Antique Weight of Stone Crab on a Melon
Item No. 16385

19th Century, N/A, China
Stone
4" x 0" x 0"
( 10.16 x 0 x 0 cm)
(H x W x D)

Stone pieces like this were used for two purposes that we know of: either as a mat weight to hold down mats so they would not blow in the wind or as agricutlural measures, i.e., for weight.
According to Terese Tse Bartholomew, the crab, is a symbol for success in passing the civil services examination and is a pun for harmony. The crabs shell is seen as similar to armor which also means first, and refers to first place in the palace examination. A single crab reflects the idiomatic expression yijia yiming which means the “only name holding first place.” Thus having a crab on a household item is meant to bestow good wishes for the family’s sons in competing for civil exams, which can provide a good life for a good life for anyone who successfully passes them and secures a position in the government. (p. 88)

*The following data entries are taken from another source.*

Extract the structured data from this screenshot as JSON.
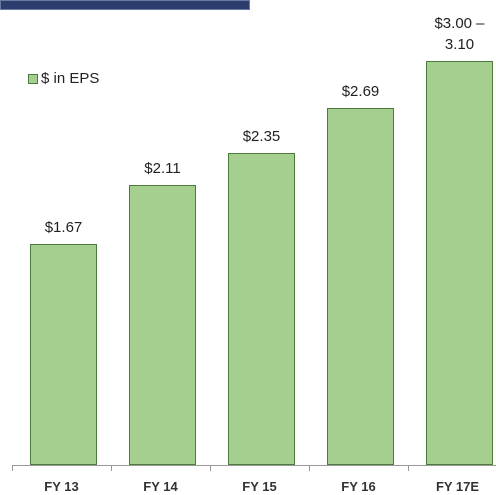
{
  "chart_data": {
    "type": "bar",
    "categories": [
      "FY 13",
      "FY 14",
      "FY 15",
      "FY 16",
      "FY 17E"
    ],
    "series": [
      {
        "name": "$ in EPS",
        "color": "#a4cf8e",
        "values": [
          1.67,
          2.11,
          2.35,
          2.69,
          3.05
        ],
        "value_labels": [
          "$1.67",
          "$2.11",
          "$2.35",
          "$2.69",
          "$3.00 – 3.10"
        ]
      }
    ],
    "ylim": [
      0,
      3.5
    ],
    "legend": "upper left"
  }
}
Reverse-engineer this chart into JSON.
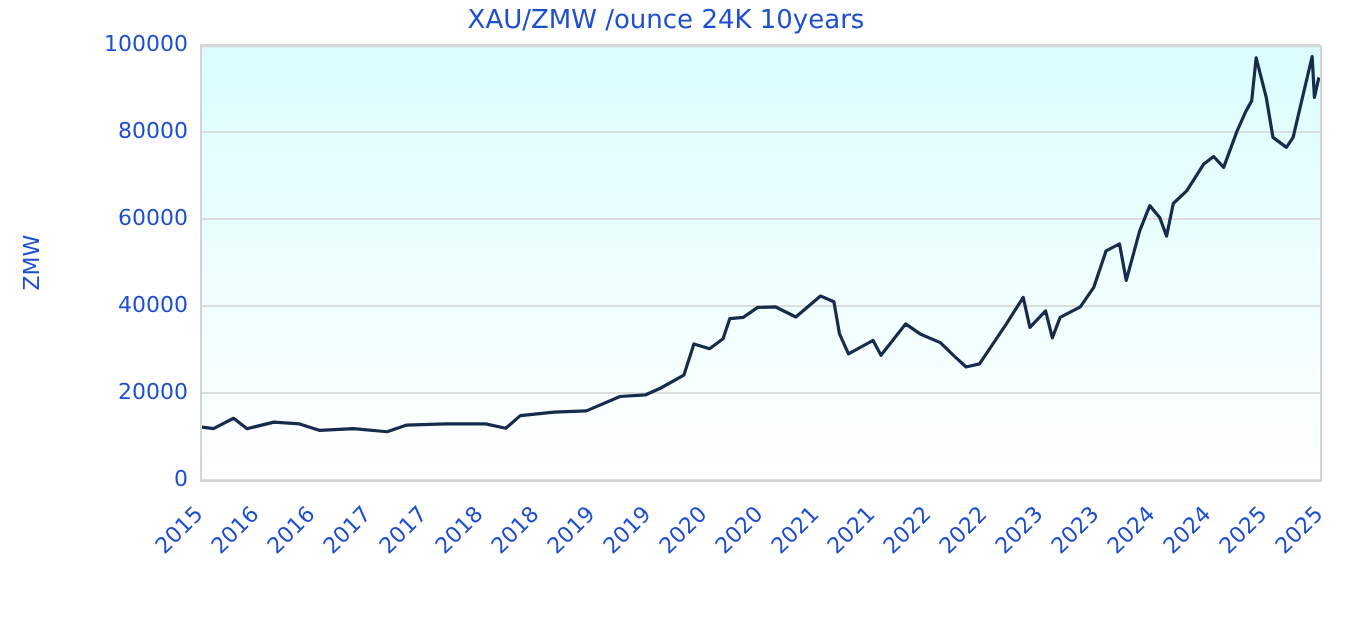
{
  "chart_data": {
    "type": "line",
    "title": "XAU/ZMW /ounce 24K 10years",
    "ylabel": "ZMW",
    "series": [
      {
        "color": "#172b4d",
        "x": [
          2015.5,
          2015.62,
          2015.8,
          2015.92,
          2016.16,
          2016.39,
          2016.57,
          2016.87,
          2017.17,
          2017.34,
          2017.7,
          2018.05,
          2018.23,
          2018.36,
          2018.66,
          2018.95,
          2019.25,
          2019.48,
          2019.61,
          2019.82,
          2019.91,
          2020.05,
          2020.17,
          2020.23,
          2020.35,
          2020.48,
          2020.64,
          2020.82,
          2021.04,
          2021.16,
          2021.21,
          2021.29,
          2021.51,
          2021.58,
          2021.8,
          2021.93,
          2022.11,
          2022.23,
          2022.34,
          2022.46,
          2022.7,
          2022.85,
          2022.91,
          2023.05,
          2023.11,
          2023.18,
          2023.36,
          2023.48,
          2023.59,
          2023.71,
          2023.77,
          2023.89,
          2023.98,
          2024.07,
          2024.13,
          2024.19,
          2024.31,
          2024.46,
          2024.55,
          2024.64,
          2024.76,
          2024.84,
          2024.89,
          2024.93,
          2025.02,
          2025.08,
          2025.2,
          2025.26,
          2025.35,
          2025.43,
          2025.45,
          2025.49
        ],
        "values": [
          12200,
          11800,
          14200,
          11800,
          13300,
          12900,
          11400,
          11800,
          11100,
          12600,
          12900,
          12900,
          11900,
          14800,
          15600,
          15900,
          19200,
          19600,
          21100,
          24100,
          31300,
          30200,
          32500,
          37100,
          37400,
          39700,
          39800,
          37500,
          42300,
          41000,
          33600,
          29000,
          32100,
          28700,
          35900,
          33600,
          31600,
          28600,
          26000,
          26700,
          35900,
          42000,
          35100,
          38900,
          32700,
          37400,
          39800,
          44300,
          52700,
          54300,
          45900,
          57300,
          63100,
          60300,
          56100,
          63600,
          66500,
          72600,
          74400,
          71900,
          80300,
          84900,
          87200,
          97100,
          88000,
          78800,
          76500,
          78800,
          88700,
          97400,
          88000,
          92600
        ]
      }
    ],
    "xlim": [
      2015.5,
      2025.5
    ],
    "xticks": [
      {
        "value": 2015.5,
        "label": "2015"
      },
      {
        "value": 2016,
        "label": "2016"
      },
      {
        "value": 2016.5,
        "label": "2016"
      },
      {
        "value": 2017,
        "label": "2017"
      },
      {
        "value": 2017.5,
        "label": "2017"
      },
      {
        "value": 2018,
        "label": "2018"
      },
      {
        "value": 2018.5,
        "label": "2018"
      },
      {
        "value": 2019,
        "label": "2019"
      },
      {
        "value": 2019.5,
        "label": "2019"
      },
      {
        "value": 2020,
        "label": "2020"
      },
      {
        "value": 2020.5,
        "label": "2020"
      },
      {
        "value": 2021,
        "label": "2021"
      },
      {
        "value": 2021.5,
        "label": "2021"
      },
      {
        "value": 2022,
        "label": "2022"
      },
      {
        "value": 2022.5,
        "label": "2022"
      },
      {
        "value": 2023,
        "label": "2023"
      },
      {
        "value": 2023.5,
        "label": "2023"
      },
      {
        "value": 2024,
        "label": "2024"
      },
      {
        "value": 2024.5,
        "label": "2024"
      },
      {
        "value": 2025,
        "label": "2025"
      },
      {
        "value": 2025.5,
        "label": "2025"
      }
    ],
    "ylim": [
      0,
      100000
    ],
    "yticks": [
      0,
      20000,
      40000,
      60000,
      80000,
      100000
    ],
    "grid": "y",
    "legend": false,
    "marker": "none",
    "line_style": "solid"
  }
}
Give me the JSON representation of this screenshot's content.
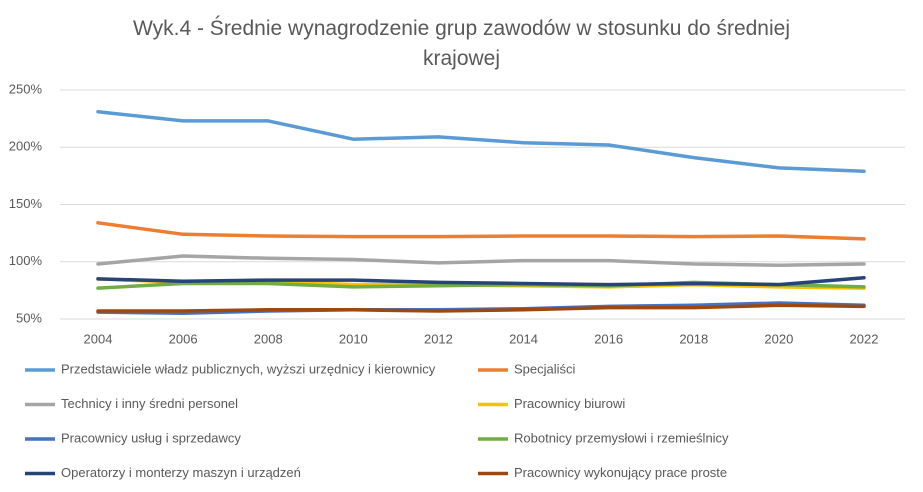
{
  "chart_data": {
    "type": "line",
    "title": "Wyk.4 - Średnie wynagrodzenie grup zawodów w stosunku do średniej krajowej",
    "categories": [
      "2004",
      "2006",
      "2008",
      "2010",
      "2012",
      "2014",
      "2016",
      "2018",
      "2020",
      "2022"
    ],
    "ylim": [
      50,
      250
    ],
    "yticks": [
      {
        "value": 50,
        "label": "50%"
      },
      {
        "value": 100,
        "label": "100%"
      },
      {
        "value": 150,
        "label": "150%"
      },
      {
        "value": 200,
        "label": "200%"
      },
      {
        "value": 250,
        "label": "250%"
      }
    ],
    "grid": true,
    "series": [
      {
        "name": "Przedstawiciele władz publicznych, wyższi urzędnicy i kierownicy",
        "color": "#5b9bd5",
        "values": [
          231,
          223,
          223,
          207,
          209,
          204,
          202,
          191,
          182,
          179
        ]
      },
      {
        "name": "Specjaliści",
        "color": "#ed7d31",
        "values": [
          134,
          124,
          122.5,
          122,
          122,
          122.5,
          122.5,
          122,
          122.5,
          120
        ]
      },
      {
        "name": "Technicy i inny średni personel",
        "color": "#a5a5a5",
        "values": [
          98,
          105,
          103,
          102,
          99,
          101,
          101,
          98,
          97,
          98
        ]
      },
      {
        "name": "Pracownicy biurowi",
        "color": "#ffc000",
        "values": [
          85,
          82,
          83,
          80,
          80,
          79,
          78,
          80,
          78,
          77
        ]
      },
      {
        "name": "Pracownicy usług i sprzedawcy",
        "color": "#4472c4",
        "values": [
          56,
          55,
          57,
          58,
          58,
          59,
          61,
          62,
          64,
          62
        ]
      },
      {
        "name": "Robotnicy przemysłowi i rzemieślnicy",
        "color": "#70ad47",
        "values": [
          77,
          81,
          81,
          78,
          79,
          80,
          79,
          82,
          80,
          78
        ]
      },
      {
        "name": "Operatorzy i monterzy maszyn i urządzeń",
        "color": "#264478",
        "values": [
          85,
          83,
          84,
          84,
          82,
          81,
          80,
          81,
          80,
          86
        ]
      },
      {
        "name": "Pracownicy wykonujący prace proste",
        "color": "#9e480e",
        "values": [
          57,
          57,
          58,
          58,
          57,
          58,
          60,
          60,
          62,
          61
        ]
      }
    ]
  }
}
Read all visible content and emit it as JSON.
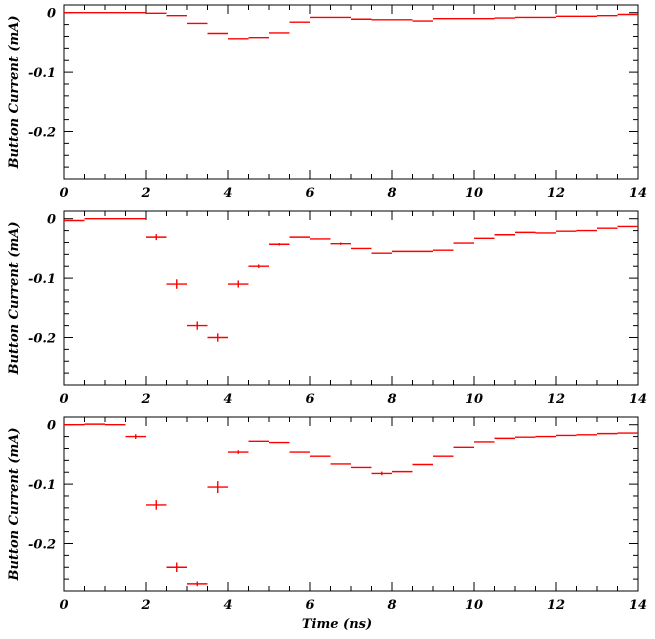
{
  "chart_data": [
    {
      "type": "scatter",
      "xlabel": "",
      "ylabel": "Button Current (mA)",
      "xlim": [
        0,
        14
      ],
      "ylim": [
        -0.28,
        0.013
      ],
      "xticks": [
        0,
        2,
        4,
        6,
        8,
        10,
        12,
        14
      ],
      "yticks": [
        0,
        -0.1,
        -0.2
      ],
      "xtick_labels": [
        "0",
        "2",
        "4",
        "6",
        "8",
        "10",
        "12",
        "14"
      ],
      "ytick_labels": [
        "0",
        "-0.1",
        "-0.2"
      ],
      "bin_width": 0.5,
      "series": [
        {
          "color": "#ff0000",
          "x": [
            0.25,
            0.75,
            1.25,
            1.75,
            2.25,
            2.75,
            3.25,
            3.75,
            4.25,
            4.75,
            5.25,
            5.75,
            6.25,
            6.75,
            7.25,
            7.75,
            8.25,
            8.75,
            9.25,
            9.75,
            10.25,
            10.75,
            11.25,
            11.75,
            12.25,
            12.75,
            13.25,
            13.75
          ],
          "y": [
            0,
            0,
            0,
            0,
            -0.001,
            -0.005,
            -0.018,
            -0.035,
            -0.044,
            -0.042,
            -0.034,
            -0.016,
            -0.008,
            -0.008,
            -0.011,
            -0.012,
            -0.012,
            -0.014,
            -0.01,
            -0.01,
            -0.01,
            -0.009,
            -0.008,
            -0.008,
            -0.006,
            -0.006,
            -0.005,
            -0.003
          ],
          "yerr": [
            0,
            0,
            0,
            0,
            0,
            0,
            0,
            0,
            0,
            0,
            0,
            0,
            0,
            0,
            0,
            0,
            0,
            0,
            0,
            0,
            0,
            0,
            0,
            0,
            0,
            0,
            0,
            0
          ]
        }
      ]
    },
    {
      "type": "scatter",
      "xlabel": "",
      "ylabel": "Button Current (mA)",
      "xlim": [
        0,
        14
      ],
      "ylim": [
        -0.28,
        0.013
      ],
      "xticks": [
        0,
        2,
        4,
        6,
        8,
        10,
        12,
        14
      ],
      "yticks": [
        0,
        -0.1,
        -0.2
      ],
      "xtick_labels": [
        "0",
        "2",
        "4",
        "6",
        "8",
        "10",
        "12",
        "14"
      ],
      "ytick_labels": [
        "0",
        "-0.1",
        "-0.2"
      ],
      "bin_width": 0.5,
      "series": [
        {
          "color": "#ff0000",
          "x": [
            0.25,
            0.75,
            1.25,
            1.75,
            2.25,
            2.75,
            3.25,
            3.75,
            4.25,
            4.75,
            5.25,
            5.75,
            6.25,
            6.75,
            7.25,
            7.75,
            8.25,
            8.75,
            9.25,
            9.75,
            10.25,
            10.75,
            11.25,
            11.75,
            12.25,
            12.75,
            13.25,
            13.75
          ],
          "y": [
            -0.003,
            0,
            0,
            0,
            -0.031,
            -0.11,
            -0.18,
            -0.2,
            -0.11,
            -0.08,
            -0.043,
            -0.031,
            -0.034,
            -0.042,
            -0.05,
            -0.058,
            -0.055,
            -0.055,
            -0.053,
            -0.041,
            -0.033,
            -0.027,
            -0.023,
            -0.024,
            -0.021,
            -0.02,
            -0.016,
            -0.013
          ],
          "yerr": [
            0,
            0,
            0,
            0,
            0.005,
            0.008,
            0.007,
            0.007,
            0.006,
            0.003,
            0.002,
            0,
            0,
            0.002,
            0,
            0,
            0,
            0,
            0,
            0,
            0,
            0,
            0,
            0,
            0,
            0,
            0,
            0
          ]
        }
      ]
    },
    {
      "type": "scatter",
      "xlabel": "Time (ns)",
      "ylabel": "Button Current (mA)",
      "xlim": [
        0,
        14
      ],
      "ylim": [
        -0.28,
        0.013
      ],
      "xticks": [
        0,
        2,
        4,
        6,
        8,
        10,
        12,
        14
      ],
      "yticks": [
        0,
        -0.1,
        -0.2
      ],
      "xtick_labels": [
        "0",
        "2",
        "4",
        "6",
        "8",
        "10",
        "12",
        "14"
      ],
      "ytick_labels": [
        "0",
        "-0.1",
        "-0.2"
      ],
      "bin_width": 0.5,
      "series": [
        {
          "color": "#ff0000",
          "x": [
            0.25,
            0.75,
            1.25,
            1.75,
            2.25,
            2.75,
            3.25,
            3.75,
            4.25,
            4.75,
            5.25,
            5.75,
            6.25,
            6.75,
            7.25,
            7.75,
            8.25,
            8.75,
            9.25,
            9.75,
            10.25,
            10.75,
            11.25,
            11.75,
            12.25,
            12.75,
            13.25,
            13.75
          ],
          "y": [
            0,
            0.001,
            0,
            -0.02,
            -0.135,
            -0.24,
            -0.268,
            -0.105,
            -0.046,
            -0.028,
            -0.03,
            -0.046,
            -0.053,
            -0.066,
            -0.072,
            -0.082,
            -0.079,
            -0.067,
            -0.053,
            -0.038,
            -0.029,
            -0.023,
            -0.021,
            -0.02,
            -0.018,
            -0.017,
            -0.015,
            -0.014
          ],
          "yerr": [
            0,
            0,
            0,
            0.004,
            0.008,
            0.008,
            0.004,
            0.01,
            0.003,
            0,
            0,
            0,
            0,
            0,
            0,
            0.003,
            0,
            0,
            0,
            0,
            0,
            0,
            0,
            0,
            0,
            0,
            0,
            0
          ]
        }
      ]
    }
  ]
}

This fits well with the symbolism of the melon, as the fruit has many seeds which is symbolic of a wish for many sons. The two symbols together, therefore, is a wish for many sons who will be sucessful on their civil examinations and provide for the wealth, health and prosperity (fu) of the family.

Sources:

Terese Tse Bartholomew, “Hidden Meanings in Chinese Art,” Hong Kong, Asian Art Museum of San Francisco, 2006.

Wolfram Eberhard, “A Dictionary of Chinese Symbols; Hidden Symbols in Chinese Life and Thought,” London, Routledge, 1998.